Первые месяцы я довольно неуютно чувствовал себя в пустынном замке, в котором кроме нас троих, графа дю Шазаля, старой экономки Петронеллы и меня, не было ни души, от сумрачных зал, буквально заваленных диковинными старинными приборами, часовыми механизмами, подзорными трубами и телескопами, меня иногда бросало в дрожь, да и господин граф... В поведении его присутствовало немало странностей: так, например, одевался он с моей помощью, раздевался всегда один, когда же я предлагал свои услуги, отказывался, неизменно ссылаясь на то, что ему бы хотелось еще почитать, а сам потихоньку куда-то уходил. Где уж он бродил ночами, не знаю, но только сапоги его поутру были сплошь испачканы илом и болотной тиной, хотя накануне днем их хозяин и шага не ступал за порог.

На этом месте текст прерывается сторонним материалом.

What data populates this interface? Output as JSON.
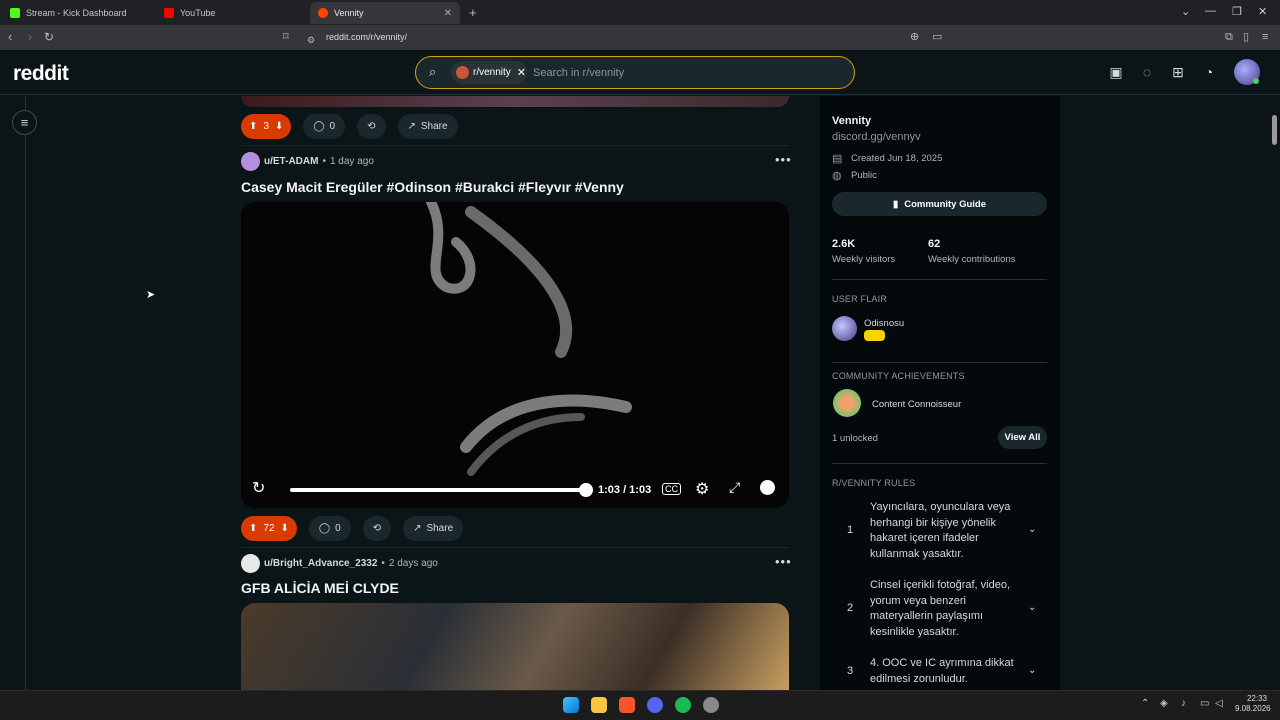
{
  "browser": {
    "tabs": [
      {
        "label": "Stream - Kick Dashboard",
        "color": "#53fc18"
      },
      {
        "label": "YouTube",
        "color": "#ff0000"
      },
      {
        "label": "Vennity",
        "color": "#ff4500"
      }
    ],
    "url": "reddit.com/r/vennity/"
  },
  "header": {
    "logo": "reddit",
    "search_chip": "r/vennity",
    "search_placeholder": "Search in r/vennity"
  },
  "feed": {
    "post0": {
      "votes": "3",
      "comments": "0",
      "share": "Share"
    },
    "post1": {
      "user": "u/ET-ADAM",
      "time": "1 day ago",
      "title": "Casey Macit Eregüler #Odinson #Burakci #Fleyvır #Venny",
      "video_time": "1:03 / 1:03",
      "video_progress": 1.0,
      "votes": "72",
      "comments": "0",
      "share": "Share"
    },
    "post2": {
      "user": "u/Bright_Advance_2332",
      "time": "2 days ago",
      "title": "GFB ALİCİA MEİ CLYDE"
    }
  },
  "sidebar": {
    "name": "Vennity",
    "link": "discord.gg/vennyv",
    "created": "Created Jun 18, 2025",
    "visibility": "Public",
    "guide_button": "Community Guide",
    "stats": [
      {
        "value": "2.6K",
        "label": "Weekly visitors"
      },
      {
        "value": "62",
        "label": "Weekly contributions"
      }
    ],
    "user_flair_heading": "USER FLAIR",
    "flair_name": "Odisnosu",
    "achievements_heading": "COMMUNITY ACHIEVEMENTS",
    "achievement": "Content Connoisseur",
    "unlocked": "1 unlocked",
    "view_all": "View All",
    "rules_heading": "R/VENNITY RULES",
    "rules": [
      {
        "num": "1",
        "text": "Yayıncılara, oyunculara veya herhangi bir kişiye yönelik hakaret içeren ifadeler kullanmak yasaktır."
      },
      {
        "num": "2",
        "text": "Cinsel içerikli fotoğraf, video, yorum veya benzeri materyallerin paylaşımı kesinlikle yasaktır."
      },
      {
        "num": "3",
        "text": "4. OOC ve IC ayrımına dikkat edilmesi zorunludur."
      }
    ]
  },
  "taskbar": {
    "time": "22:33",
    "date": "9.08.2026"
  }
}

Внешность его тоже отличалась известным своеобразием: маленькое, тщедушное тело совсем не подходило к голове, и хотя во всем остальном господин граф был сложен вполне пропорционально, тем не менее довольно долгое время он производил на меня впечатление горбуна — в чем тут дело, уяснить себе я так и не смог.
Его чрезвычайно четко прорисованный профиль с узким, выдающимся подбородком своей формой поразительно напоминал остро отточенный серп, а седая, торчащая вперед бородка клинышком только подчеркивала эту невольно настораживающую странность. Несмотря на свое, казалось бы, хилое телосложение, граф обладал какой-то неисчерпаемой жизненной силой: за те долгие годы, которые я провел у него на службе, он почти не постарел, ну разве что черты лица еще больше заострились, отчего их сходство с полумесяцем теперь особенно бросалось в глаза.
В округе о нем ходило множество самых нелепых слухов: будто бы он не мокнет под дождем и когда в глухую полночь проходит мимо крестьянских домов, все часы сразу, как по волшебству, останавливаются, ну и прочее в том же духе.
К подобной болтовне я никогда не прислушивался, но то, что и у нас в замке время от времени творится всякая чертовщина, отрицать не стану, скажем, иногда все металлические предметы — ножи, вилки, ножницы, грабли — вдруг ни с того ни с сего намагничивались и, облепленные стальными перьями и иголками, становились похожими на дикобразов, однако мне, не в пример суеверным крестьянам, было ясно, что это лишь следствие какого-то неизвестного природного явления; во всяком случае, господин граф, когда я к нему обратился за разъяснениями, сообщил мне на сей счет следующее: будучи вулканического происхождения, окрестные земли чрезвычайно подвержены влиянию Луны и в полнолуние здесь может случаться нечто не совсем обычное.